[The spatiotemporal frequency tuning of pattern visual evoked potentials in rats].

OBJECTIVE

To observe the spatiotemporal frequency tuning of pattern visual evoked potentials in Wistar rats.

METHODS

Experimental study. 15 Wistar rats of 8 weeks old were used in this study. Recording electrodes were chronically inserted into the skull without piercing the dura at the corresponding sites to the primary visual cortex under anesthesia. Reference electrodes were inserted into the nose bone in the same way. Pattern visual evoked potentials were recorded on the 3(rd), 5(th), 7(th) and 9(th) postoperation days. The visual stimuli were chessboard patterns with spatial frequency of 0.01, 0.02, 0.04 or 0.08 cpd, and temporal frequency of 1, 2, 4 or 6 Hz, respectively.
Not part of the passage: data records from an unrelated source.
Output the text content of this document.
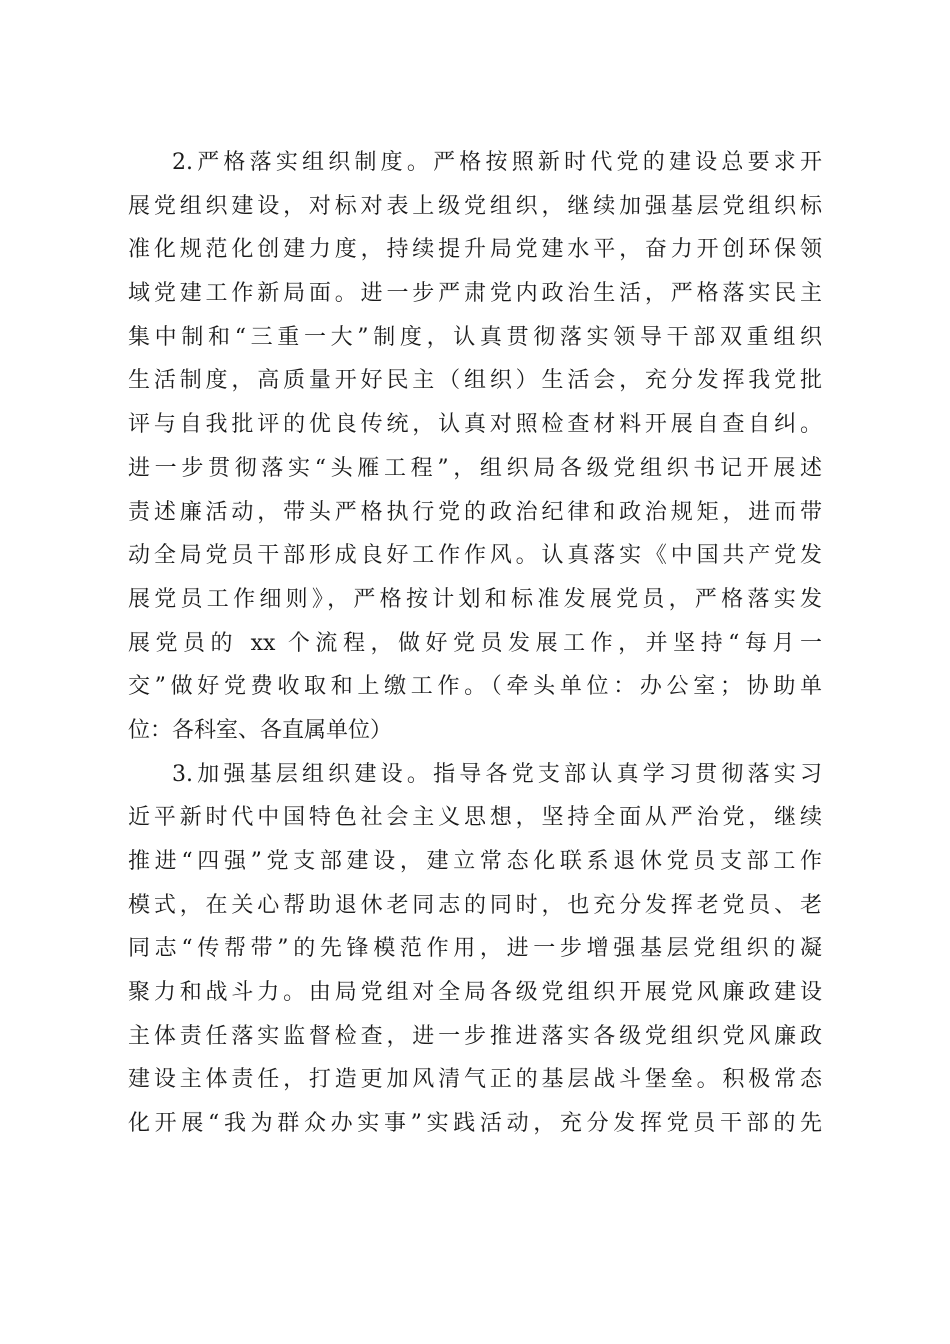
2.严格落实组织制度。严格按照新时代党的建设总要求开
展党组织建设，对标对表上级党组织，继续加强基层党组织标
准化规范化创建力度，持续提升局党建水平，奋力开创环保领
域党建工作新局面。进一步严肃党内政治生活，严格落实民主
集中制和“三重一大”制度，认真贯彻落实领导干部双重组织
生活制度，高质量开好民主（组织）生活会，充分发挥我党批
评与自我批评的优良传统，认真对照检查材料开展自查自纠。
进一步贯彻落实“头雁工程”，组织局各级党组织书记开展述
责述廉活动，带头严格执行党的政治纪律和政治规矩，进而带
动全局党员干部形成良好工作作风。认真落实《中国共产党发
展党员工作细则》，严格按计划和标准发展党员，严格落实发
展党员的 xx 个流程，做好党员发展工作，并坚持“每月一
交”做好党费收取和上缴工作。（牵头单位：办公室；协助单
位：各科室、各直属单位）
3.加强基层组织建设。指导各党支部认真学习贯彻落实习
近平新时代中国特色社会主义思想，坚持全面从严治党，继续
推进“四强”党支部建设，建立常态化联系退休党员支部工作
模式，在关心帮助退休老同志的同时，也充分发挥老党员、老
同志“传帮带”的先锋模范作用，进一步增强基层党组织的凝
聚力和战斗力。由局党组对全局各级党组织开展党风廉政建设
主体责任落实监督检查，进一步推进落实各级党组织党风廉政
建设主体责任，打造更加风清气正的基层战斗堡垒。积极常态
化开展“我为群众办实事”实践活动，充分发挥党员干部的先
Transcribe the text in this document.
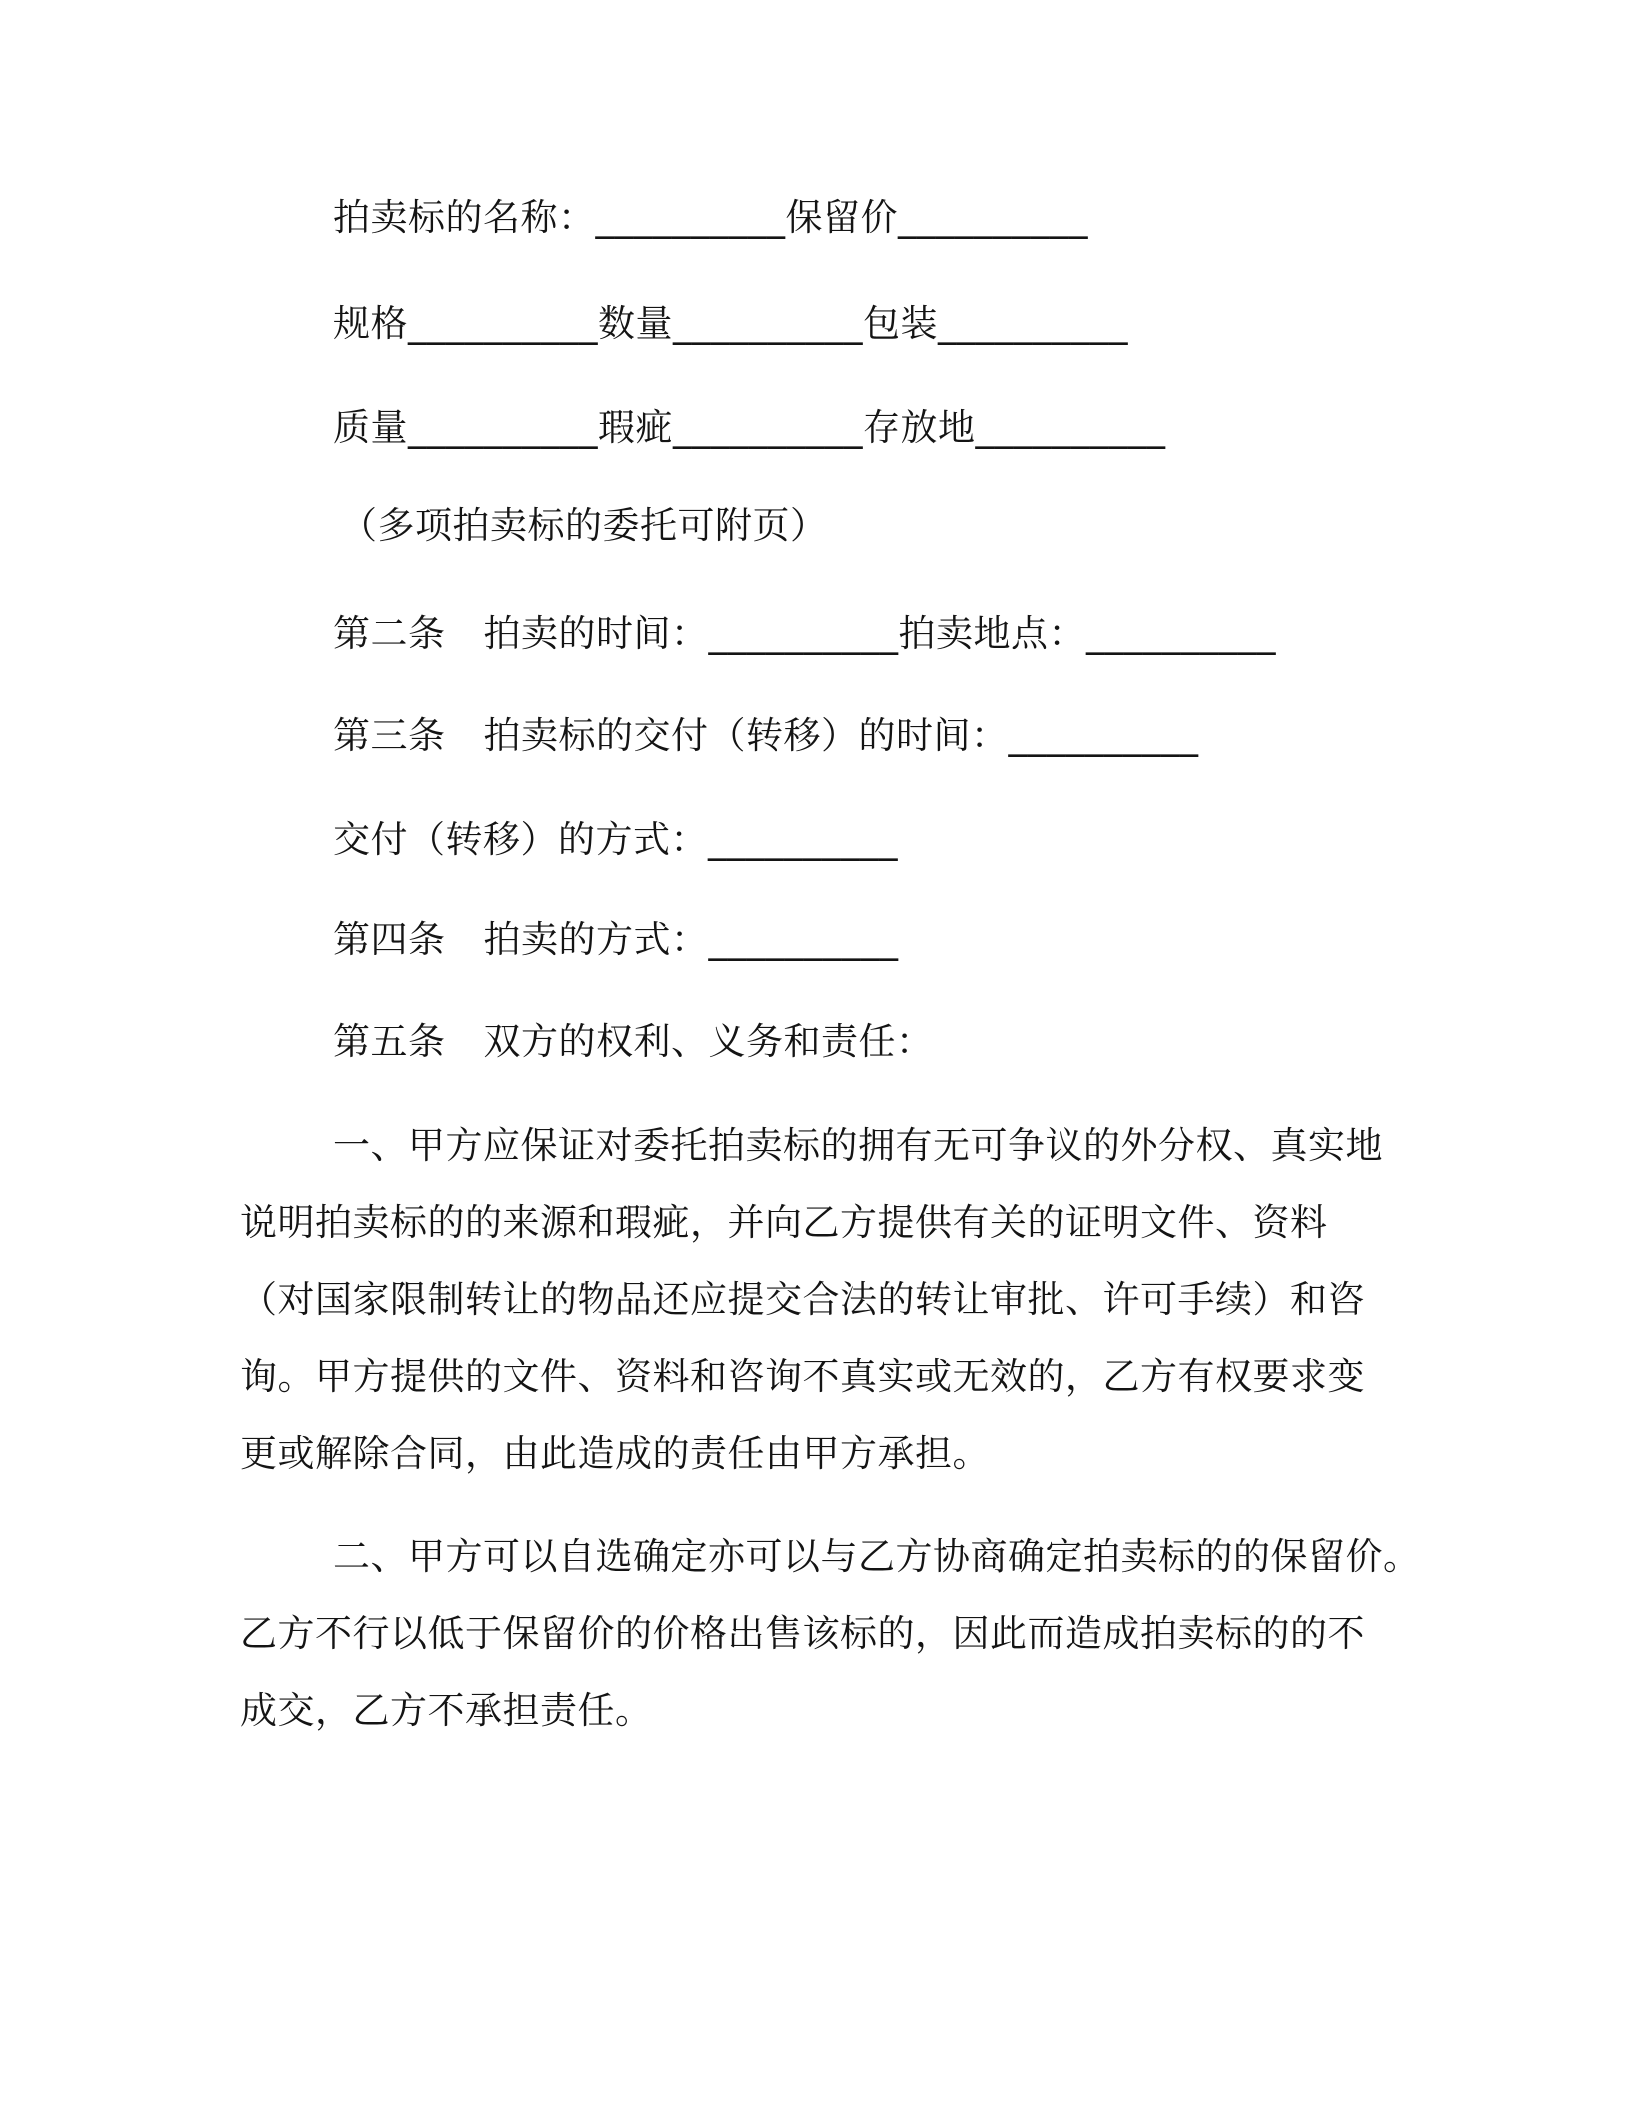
拍卖标的名称：__________保留价__________
规格__________数量__________包装__________
质量__________瑕疵__________存放地__________
（多项拍卖标的委托可附页）
第二条 拍卖的时间：__________拍卖地点：__________
第三条 拍卖标的交付（转移）的时间：__________
交付（转移）的方式：__________
第四条 拍卖的方式：__________
第五条 双方的权利、义务和责任：
一、甲方应保证对委托拍卖标的拥有无可争议的外分权、真实地
说明拍卖标的的来源和瑕疵，并向乙方提供有关的证明文件、资料
（对国家限制转让的物品还应提交合法的转让审批、许可手续）和咨
询。甲方提供的文件、资料和咨询不真实或无效的，乙方有权要求变
更或解除合同，由此造成的责任由甲方承担。
二、甲方可以自选确定亦可以与乙方协商确定拍卖标的的保留价。
乙方不行以低于保留价的价格出售该标的，因此而造成拍卖标的的不
成交，乙方不承担责任。
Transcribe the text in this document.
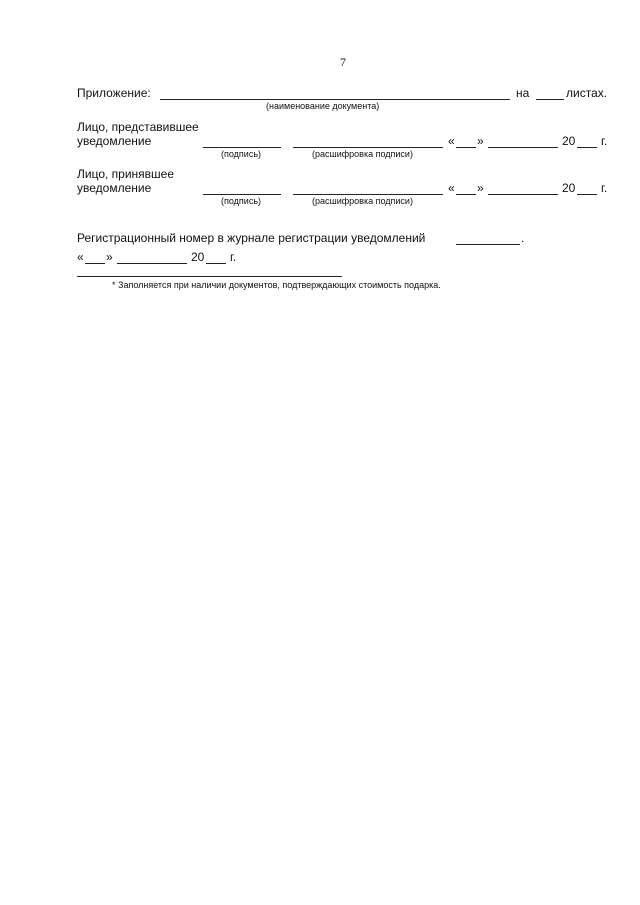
7
Приложение:	на	листах.
(наименование документа)
Лицо, представившее
уведомление	« »	20 г.
(подпись)	(расшифровка подписи)
Лицо, принявшее
уведомление	« »	20 г.
(подпись)	(расшифровка подписи)
Регистрационный номер в журнале регистрации уведомлений	.
« »	20 г.
* Заполняется при наличии документов, подтверждающих стоимость подарка.
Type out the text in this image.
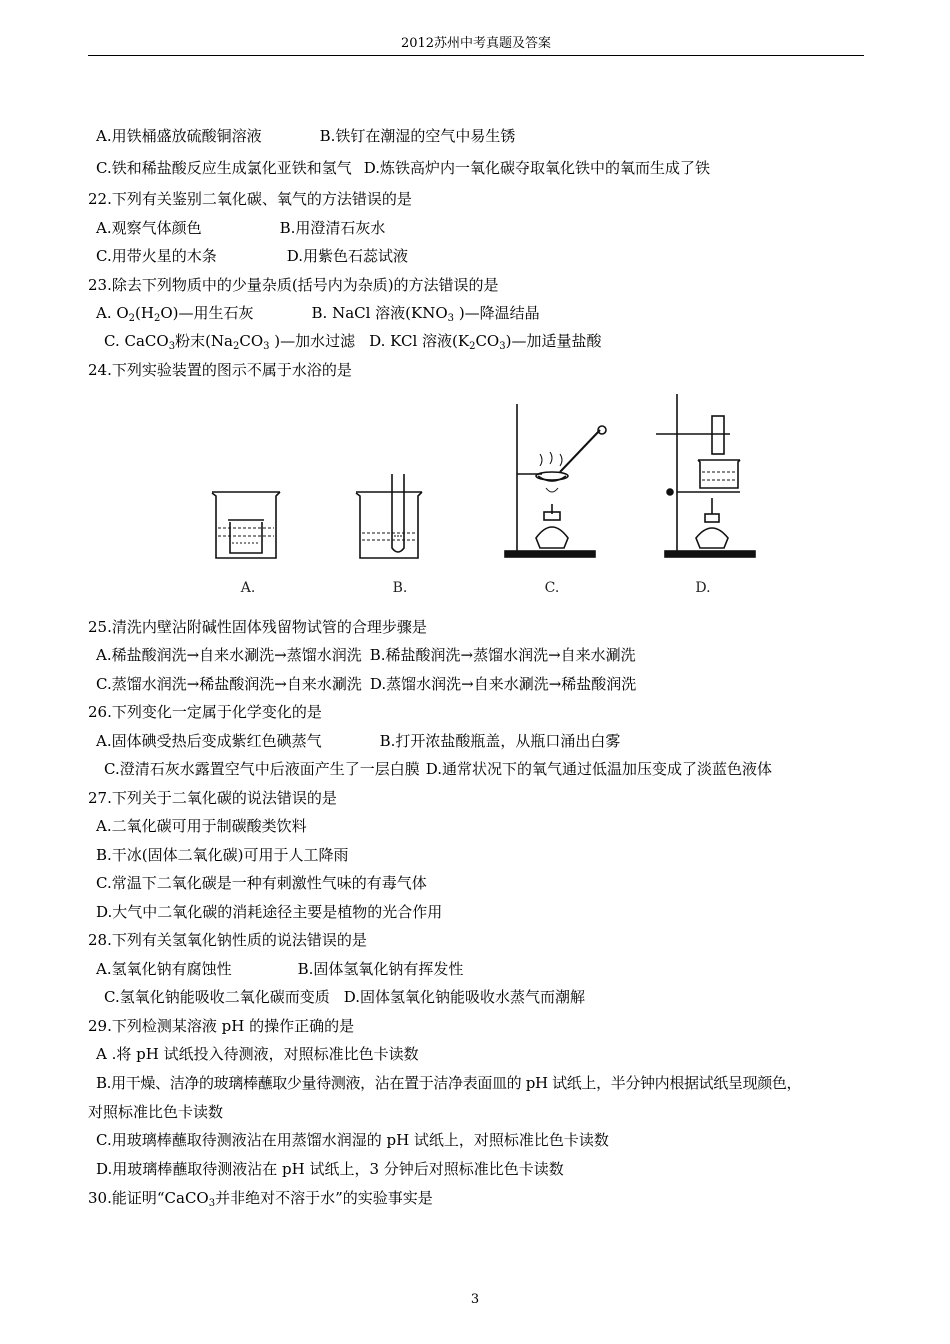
2012苏州中考真题及答案
A.用铁桶盛放硫酸铜溶液	B.铁钉在潮湿的空气中易生锈
C.铁和稀盐酸反应生成氯化亚铁和氢气 D.炼铁高炉内一氧化碳夺取氧化铁中的氧而生成了铁
22.下列有关鉴别二氧化碳、氧气的方法错误的是
A.观察气体颜色	B.用澄清石灰水
C.用带火星的木条	D.用紫色石蕊试液
23.除去下列物质中的少量杂质(括号内为杂质)的方法错误的是
A. $O_2(H_2O)—$用生石灰	B. NaCl 溶液($KNO_3$ )—降温结晶
C. CaCO$_3$粉末($Na_2CO_3$ )—加水过滤 D. KCl 溶液$(K_2CO_3)—$加适量盐酸
24.下列实验装置的图示不属于水浴的是
A.	B.	C.	D.
25.清洗内壁沾附碱性固体残留物试管的合理步骤是
A.稀盐酸润洗→自来水涮洗→蒸馏水润洗 B.稀盐酸润洗→蒸馏水润洗→自来水涮洗
C.蒸馏水润洗→稀盐酸润洗→自来水涮洗 D.蒸馏水润洗→自来水涮洗→稀盐酸润洗
26.下列变化一定属于化学变化的是
A.固体碘受热后变成紫红色碘蒸气	B.打开浓盐酸瓶盖，从瓶口涌出白雾
C.澄清石灰水露置空气中后液面产生了一层白膜 D.通常状况下的氧气通过低温加压变成了淡蓝色液体
27.下列关于二氧化碳的说法错误的是
A.二氧化碳可用于制碳酸类饮料
B.干冰(固体二氧化碳)可用于人工降雨
C.常温下二氧化碳是一种有刺激性气味的有毒气体
D.大气中二氧化碳的消耗途径主要是植物的光合作用
28.下列有关氢氧化钠性质的说法错误的是
A.氢氧化钠有腐蚀性	B.固体氢氧化钠有挥发性
C.氢氧化钠能吸收二氧化碳而变质 D.固体氢氧化钠能吸收水蒸气而潮解
29.下列检测某溶液 pH 的操作正确的是
A .将 pH 试纸投入待测液，对照标准比色卡读数
B.用干燥、洁净的玻璃棒蘸取少量待测液，沾在置于洁净表面皿的 pH 试纸上，半分钟内根据试纸呈现颜色，
对照标准比色卡读数
C.用玻璃棒蘸取待测液沾在用蒸馏水润湿的 pH 试纸上，对照标准比色卡读数
D.用玻璃棒蘸取待测液沾在 pH 试纸上，3 分钟后对照标准比色卡读数
30.能证明“CaCO$_3$并非绝对不溶于水”的实验事实是
3
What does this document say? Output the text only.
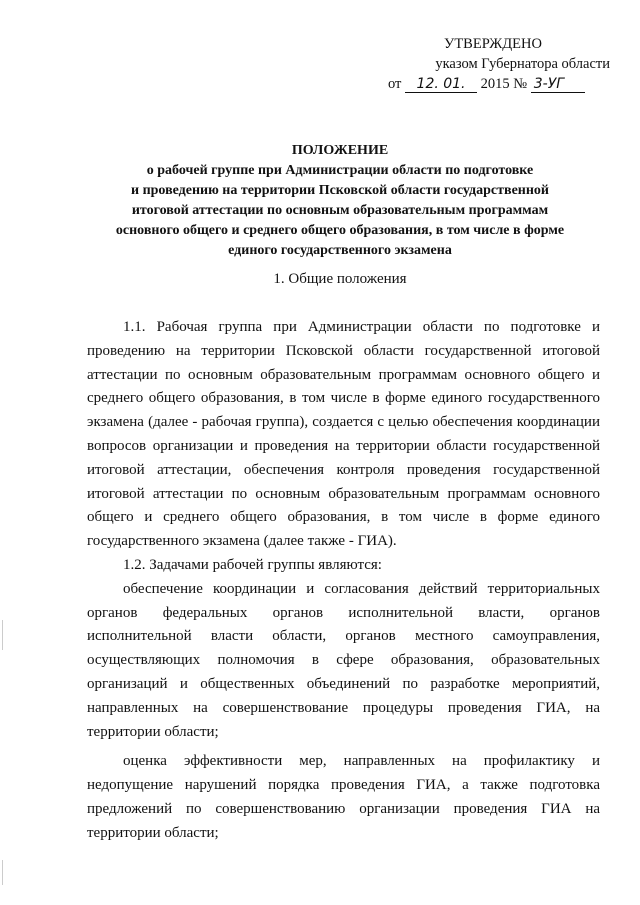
УТВЕРЖДЕНО
указом Губернатора области
от 12. 01. 2015 № 3-УГ
ПОЛОЖЕНИЕ
о рабочей группе при Администрации области по подготовке
и проведению на территории Псковской области государственной
итоговой аттестации по основным образовательным программам
основного общего и среднего общего образования, в том числе в форме
единого государственного экзамена
1. Общие положения

1.1. Рабочая группа при Администрации области по подготовке и проведению на территории Псковской области государственной итоговой аттестации по основным образовательным программам основного общего и среднего общего образования, в том числе в форме единого государственного экзамена (далее - рабочая группа), создается с целью обеспечения координации вопросов организации и проведения на территории области государственной итоговой аттестации, обеспечения контроля проведения государственной итоговой аттестации по основным образовательным программам основного общего и среднего общего образования, в том числе в форме единого государственного экзамена (далее также - ГИА).

1.2. Задачами рабочей группы являются:

обеспечение координации и согласования действий территориальных органов федеральных органов исполнительной власти, органов исполнительной власти области, органов местного самоуправления, осуществляющих полномочия в сфере образования, образовательных организаций и общественных объединений по разработке мероприятий, направленных на совершенствование процедуры проведения ГИА, на территории области;

оценка эффективности мер, направленных на профилактику и недопущение нарушений порядка проведения ГИА, а также подготовка предложений по совершенствованию организации проведения ГИА на территории области;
Data were processed and statistically analyzed with Matlab and SPSS. The amplitudes and latencies of pattern visual evoked potentials under different spatial and temporal frequencies, the inter-individual variations and the repeated measurement variations were compared.

RESULTS

With the increase of spatial frequencies, the P100 amplitudes of PVEPs were gradually reduced, which were (29.87 ± 10.37) µV (0.01 cpd), (31.92 ± 10.98) µV (0.02 cpd), (28.46 ± 6.18) µV (0.04 cpd) and (20.71 ± 6.54) µV(0.08 cpd), respectively, with significant difference among groups (F = 3.725, P = 0.018), and the P100 latencies of PVEPs were gradually elongated, which were (96.25 ± 12.12) ms (0.01 cpd), (95.73 ± 15.13) ms (0.02 cpd), (101.75 ± 8.11) ms (0.04 cpd) and (125.58 ± 18.32) ms (0.08 cpd), respectively, with significant difference among groups (F = 12.187, P = 0.000) . With the increase of temporal frequencies, the P100 amplitudes of PVEPs were gradually reduced, which were (30.71 ± 8.25) µV (1 Hz), (29.75 ± 4.76) µV (2 Hz), (25.79 ± 8.51) µV (4 Hz) and (19.63 ± 6.00) µV (6 Hz), with significant difference among groups (F = 6.115, P = 0.001), and there was no change of P100 latencies, which were (102.58 ± 16.09) ms (1 Hz), (101.75 ± 10.32) ms (2 Hz), (104.25 ± 12.51) ms (4 Hz) and (102.67 ± 13.59) ms (6 Hz), respectively, with no significant difference among groups (F = 0.074, P = 0.974). The inter-individual variation was the smallest under the spatial frequency of 0.04 cpd and temporal frequency of 2 Hz. The repeated measurement variations showed no significant change under tested conditions.

CONCLUSION

Under appropriate stimuli and recording conditions, PVEP can be reliably recorded in Wistar rats. The spatiotemporal frequency tuning of P100 amplitudes of Wistar rats exhibit low-pass selectivity. The spatial frequency affects the P100 latency in Wistar rat, but not so does the temporal frequency.